I should have put some money down on that.
It turns out one of the PhD alumni in biology from Moran's school (University of Toronto), a respected scientist and pro-ID creationist recently had his letter published in the prestigious scientific journal Nature. This is news in itself that creationists and ID proponents are getting airtime now in scientific journals…
That was the unctuous clown, Sal Cordova, of course. It was four days before they were trumpeting this crank letter as a triumph for Intelligent Design creationism.
15 Comments
chemical odie · 21 November 2006
That "respected scientist" Sal is talking about co-authored (according to google scholar) 3 scientific papers in his whole life. Respect!
DonS · 21 November 2006
You probably gave them the heads up about the letter on your blog since they obviously don't read the literature.

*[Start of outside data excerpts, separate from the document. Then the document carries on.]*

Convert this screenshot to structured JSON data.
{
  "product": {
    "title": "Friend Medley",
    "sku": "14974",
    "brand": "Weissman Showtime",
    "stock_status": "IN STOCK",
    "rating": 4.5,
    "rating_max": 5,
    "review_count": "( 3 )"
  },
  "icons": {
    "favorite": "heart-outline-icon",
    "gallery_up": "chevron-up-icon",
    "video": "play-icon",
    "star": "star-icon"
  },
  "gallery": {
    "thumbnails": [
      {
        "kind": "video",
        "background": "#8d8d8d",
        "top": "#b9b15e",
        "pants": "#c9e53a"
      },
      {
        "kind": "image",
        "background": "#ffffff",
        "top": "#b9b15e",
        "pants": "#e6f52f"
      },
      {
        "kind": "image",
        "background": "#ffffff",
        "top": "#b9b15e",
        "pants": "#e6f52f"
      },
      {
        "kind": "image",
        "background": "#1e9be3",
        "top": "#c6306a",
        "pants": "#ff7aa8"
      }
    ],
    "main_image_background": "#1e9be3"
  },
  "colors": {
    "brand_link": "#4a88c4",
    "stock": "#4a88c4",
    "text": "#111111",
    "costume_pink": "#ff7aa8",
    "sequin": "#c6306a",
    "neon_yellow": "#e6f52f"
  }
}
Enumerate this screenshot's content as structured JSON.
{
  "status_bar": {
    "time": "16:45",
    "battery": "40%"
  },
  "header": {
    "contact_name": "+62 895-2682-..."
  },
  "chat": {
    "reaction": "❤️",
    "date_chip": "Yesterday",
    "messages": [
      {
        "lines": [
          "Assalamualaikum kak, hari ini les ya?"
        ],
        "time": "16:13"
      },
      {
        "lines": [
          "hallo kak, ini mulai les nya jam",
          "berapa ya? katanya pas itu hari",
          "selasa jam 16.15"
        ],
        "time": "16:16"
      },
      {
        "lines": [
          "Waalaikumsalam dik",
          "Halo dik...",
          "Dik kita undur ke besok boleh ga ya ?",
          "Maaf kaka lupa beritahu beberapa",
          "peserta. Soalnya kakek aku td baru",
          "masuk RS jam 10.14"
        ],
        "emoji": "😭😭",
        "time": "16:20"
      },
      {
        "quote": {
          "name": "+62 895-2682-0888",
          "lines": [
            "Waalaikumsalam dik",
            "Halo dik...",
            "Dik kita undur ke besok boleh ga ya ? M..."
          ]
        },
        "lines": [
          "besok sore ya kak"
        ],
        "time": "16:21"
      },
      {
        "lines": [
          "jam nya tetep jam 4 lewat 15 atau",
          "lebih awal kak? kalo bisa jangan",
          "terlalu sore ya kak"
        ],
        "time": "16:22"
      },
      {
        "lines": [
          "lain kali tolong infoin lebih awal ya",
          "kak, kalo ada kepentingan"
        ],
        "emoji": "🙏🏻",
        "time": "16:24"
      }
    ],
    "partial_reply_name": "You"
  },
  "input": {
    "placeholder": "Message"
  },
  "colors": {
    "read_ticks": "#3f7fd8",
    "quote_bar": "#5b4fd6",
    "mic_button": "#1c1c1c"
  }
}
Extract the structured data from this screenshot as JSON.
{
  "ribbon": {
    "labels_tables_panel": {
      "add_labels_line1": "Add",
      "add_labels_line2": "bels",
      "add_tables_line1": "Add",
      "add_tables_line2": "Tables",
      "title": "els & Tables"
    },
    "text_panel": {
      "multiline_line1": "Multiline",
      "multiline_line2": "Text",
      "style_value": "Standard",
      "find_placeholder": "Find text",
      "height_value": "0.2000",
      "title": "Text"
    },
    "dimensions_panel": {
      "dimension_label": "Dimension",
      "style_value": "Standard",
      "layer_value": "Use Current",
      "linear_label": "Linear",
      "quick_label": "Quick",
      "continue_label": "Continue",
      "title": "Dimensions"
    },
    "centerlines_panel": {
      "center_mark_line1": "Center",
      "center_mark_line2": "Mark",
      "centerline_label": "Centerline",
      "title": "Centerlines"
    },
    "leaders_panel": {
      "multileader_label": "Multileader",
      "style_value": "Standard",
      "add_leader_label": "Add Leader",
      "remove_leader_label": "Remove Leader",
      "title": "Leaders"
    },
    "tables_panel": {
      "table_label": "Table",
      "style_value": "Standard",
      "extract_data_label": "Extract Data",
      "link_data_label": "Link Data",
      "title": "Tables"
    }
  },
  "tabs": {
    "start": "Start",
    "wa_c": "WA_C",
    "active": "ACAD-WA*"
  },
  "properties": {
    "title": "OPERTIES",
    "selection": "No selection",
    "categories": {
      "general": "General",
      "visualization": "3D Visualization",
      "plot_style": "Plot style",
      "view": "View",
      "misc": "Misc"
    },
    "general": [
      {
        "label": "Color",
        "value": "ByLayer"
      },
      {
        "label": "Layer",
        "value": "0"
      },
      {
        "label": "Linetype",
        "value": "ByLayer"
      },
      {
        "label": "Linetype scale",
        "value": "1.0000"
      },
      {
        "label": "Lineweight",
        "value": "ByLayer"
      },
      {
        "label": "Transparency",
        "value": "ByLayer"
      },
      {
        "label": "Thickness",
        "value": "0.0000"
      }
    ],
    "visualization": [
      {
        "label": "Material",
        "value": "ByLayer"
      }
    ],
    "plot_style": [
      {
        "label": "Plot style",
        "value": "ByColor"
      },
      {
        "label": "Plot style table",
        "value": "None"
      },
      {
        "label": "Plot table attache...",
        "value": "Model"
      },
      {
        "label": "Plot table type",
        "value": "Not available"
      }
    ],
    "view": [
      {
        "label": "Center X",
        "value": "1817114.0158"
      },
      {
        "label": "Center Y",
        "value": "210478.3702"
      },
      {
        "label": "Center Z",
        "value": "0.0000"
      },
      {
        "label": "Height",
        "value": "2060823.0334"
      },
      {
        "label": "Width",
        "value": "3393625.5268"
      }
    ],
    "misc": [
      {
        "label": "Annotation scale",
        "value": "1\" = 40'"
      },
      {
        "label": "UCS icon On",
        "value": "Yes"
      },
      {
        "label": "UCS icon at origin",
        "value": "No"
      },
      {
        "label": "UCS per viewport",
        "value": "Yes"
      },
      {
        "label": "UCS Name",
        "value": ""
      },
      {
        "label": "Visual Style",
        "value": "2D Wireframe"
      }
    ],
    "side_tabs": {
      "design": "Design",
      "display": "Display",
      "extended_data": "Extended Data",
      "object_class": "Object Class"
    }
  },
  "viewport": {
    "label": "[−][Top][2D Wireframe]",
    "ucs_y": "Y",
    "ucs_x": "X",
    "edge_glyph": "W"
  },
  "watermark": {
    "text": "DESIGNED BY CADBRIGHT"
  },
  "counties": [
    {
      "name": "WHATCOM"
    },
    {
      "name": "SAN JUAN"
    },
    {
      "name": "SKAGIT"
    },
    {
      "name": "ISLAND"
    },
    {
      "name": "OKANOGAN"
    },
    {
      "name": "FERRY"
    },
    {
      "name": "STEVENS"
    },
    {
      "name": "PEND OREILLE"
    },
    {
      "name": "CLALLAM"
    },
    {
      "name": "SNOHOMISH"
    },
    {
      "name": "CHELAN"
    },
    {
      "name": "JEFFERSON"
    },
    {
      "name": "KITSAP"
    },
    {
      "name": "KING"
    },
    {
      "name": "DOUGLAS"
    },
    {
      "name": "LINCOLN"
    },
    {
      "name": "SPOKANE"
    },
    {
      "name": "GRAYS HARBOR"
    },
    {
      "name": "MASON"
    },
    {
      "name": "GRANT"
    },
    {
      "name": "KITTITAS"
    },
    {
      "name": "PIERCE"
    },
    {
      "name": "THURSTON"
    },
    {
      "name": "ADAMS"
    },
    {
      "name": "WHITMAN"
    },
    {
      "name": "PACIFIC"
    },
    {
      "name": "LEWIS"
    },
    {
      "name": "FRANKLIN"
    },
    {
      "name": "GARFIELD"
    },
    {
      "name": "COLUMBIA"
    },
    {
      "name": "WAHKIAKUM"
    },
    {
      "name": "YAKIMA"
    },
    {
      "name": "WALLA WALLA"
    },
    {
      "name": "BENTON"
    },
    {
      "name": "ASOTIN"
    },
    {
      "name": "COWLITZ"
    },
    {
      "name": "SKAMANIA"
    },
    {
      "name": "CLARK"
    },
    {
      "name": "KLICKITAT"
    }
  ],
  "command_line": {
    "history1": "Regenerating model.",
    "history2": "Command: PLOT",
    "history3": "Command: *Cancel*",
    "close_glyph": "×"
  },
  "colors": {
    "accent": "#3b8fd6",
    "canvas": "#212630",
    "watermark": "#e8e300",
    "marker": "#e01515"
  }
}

Glen Davidson · 21 November 2006
William E Emba · 21 November 2006
PvM · 21 November 2006
How appropriate, Sal to the rescue once again. I guess since ID has so little scientific relevance, all one can do is inflate the relevance of young earth creationists getting a letter 'published' in Nature. Even if the letter itself exposes more scientific ignorance and vacuity.
Lou FCD · 21 November 2006
I'll bet the conversation in the copy room just before publication went something like this...
"Hey, Bob! Wanna see somethin' funny?
Watch this...."
Next week's issue -
"Just kiddin'."
:)
NDT · 21 November 2006
Hey, I got a letter about European history published in National Geographic 8 years ago. Does that mean I'm a respected historian?
Peter · 21 November 2006
Wow. That's like me putting my published letter to the NYTimes last year disputing YEC claims about the Grand Canyon in my curriculam vitae under "Publications." How absured. Please.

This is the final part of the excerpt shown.